Aerojet Rocketdyne and the US Air Force Research Laboratory (AFRL) have achieved record levels of thrust by a scramjet engine 10 years after making history by powering the first hydrocarbon-fuelled and cooled air-breathing hypersonic flight test.

The AFRL-Aerojet Rocketdyne team recently completed a successful series of hot-fire tests of an advanced air-breathing hypersonic engine under the US Air Force’s Medium Scale Critical Components (MSCC) program.

Eileen Drake, Aerojet Rocketdyne CEO and president, said, “Our scramjet engine powered the United States Air Force X-51A Waverider when it made history in 2010 by completing the longest air-breathing hypersonic flight ever and we continue to propel the technology.”

The 18-foot Aerojet Rocketdyne scramjet engine produced record levels of thrust, in excess of 13,000 pounds. The testing occurred over 12 months with more than an hour of sustained combustion at several hypersonic flight conditions.

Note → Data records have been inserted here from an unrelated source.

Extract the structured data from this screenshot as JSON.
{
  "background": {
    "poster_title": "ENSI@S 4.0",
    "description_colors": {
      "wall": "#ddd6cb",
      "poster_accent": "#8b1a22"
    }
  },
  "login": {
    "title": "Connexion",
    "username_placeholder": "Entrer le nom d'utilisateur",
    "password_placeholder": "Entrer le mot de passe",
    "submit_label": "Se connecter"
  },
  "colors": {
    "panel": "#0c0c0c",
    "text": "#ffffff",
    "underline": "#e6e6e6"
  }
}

Tests were conducted across a range of Mach numbers demonstrating performance to accelerate a vehicle approximately 10 times the size of the X-51 at hypersonic speeds.

“Our Generation-3 scramjet delivers increased performance and affordability because of our significant investments in our skilled workforce, advanced technologies and innovative manufacturing processes,” Drake added.

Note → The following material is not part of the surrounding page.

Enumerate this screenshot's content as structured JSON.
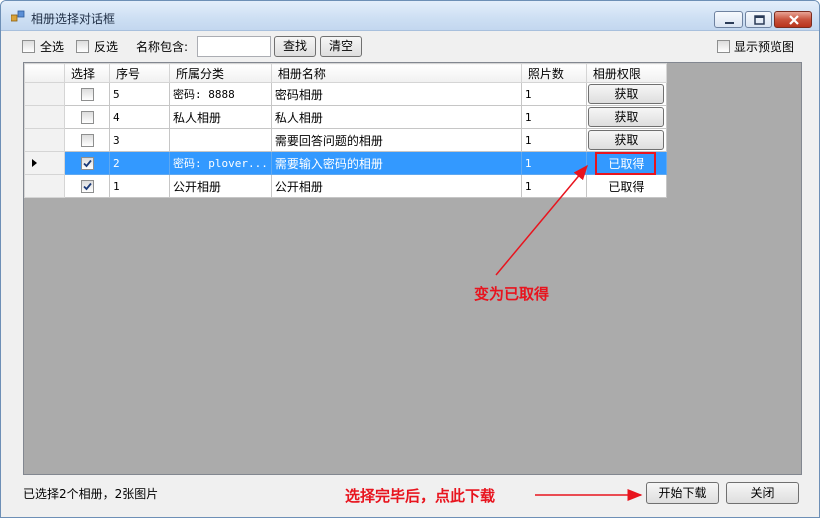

AFRL program manager Paul Kennedy expanded on Drake’s comments, saying, “Aerojet Rocketdyne successfully demonstrated the scalability of their air-breathing scramjet engine, proving its applicability to platforms ranging from missiles to high speed aircraft.

“Years of preparation paid off as the completion of the MSCC test program sets the foundation for design of hypersonic propulsion systems across a broad range of vehicle scale and Mach operability.”


Testing was accomplished by the ground test team operating the Arnold Engineering Development Complex (AEDC) Aerodynamic and Propulsion Test Unit (APTU) at Arnold Air Force Base.

Kirk Butler, director of operations for the AEDC’s Hypersonic Systems Test Branch and ground test team section lead, said, “AEDC and the APTU facility have been proud to partner on this challenging and rewarding test program. The test team has worked through COVID-19 restraints, shared base resources and hardware limitations to make the test successful.”

Aerojet Rocketdyne has continued to improve the aerothermal performance, affordability, scalability and rapid manufacturability of scramjet engines to meet emerging needs. The company’s innovative design incorporates numerous advanced technologies and manufacturing materials and processes.

With ongoing investments in facility modernisation, retention of highly-skilled personnel, and decades of expertise in scramjets, solid rocket motors and warheads, the company is well-positioned to meet a range of defence operational requirements.

Aerojet Rocketdyne, a subsidiary of Aerojet Rocketdyne Holdings, is a world-recognised aerospace and defence leader that provides propulsion systems and energetics to the space, missile defence and strategic systems, and tactical systems areas, in support of domestic and international customers.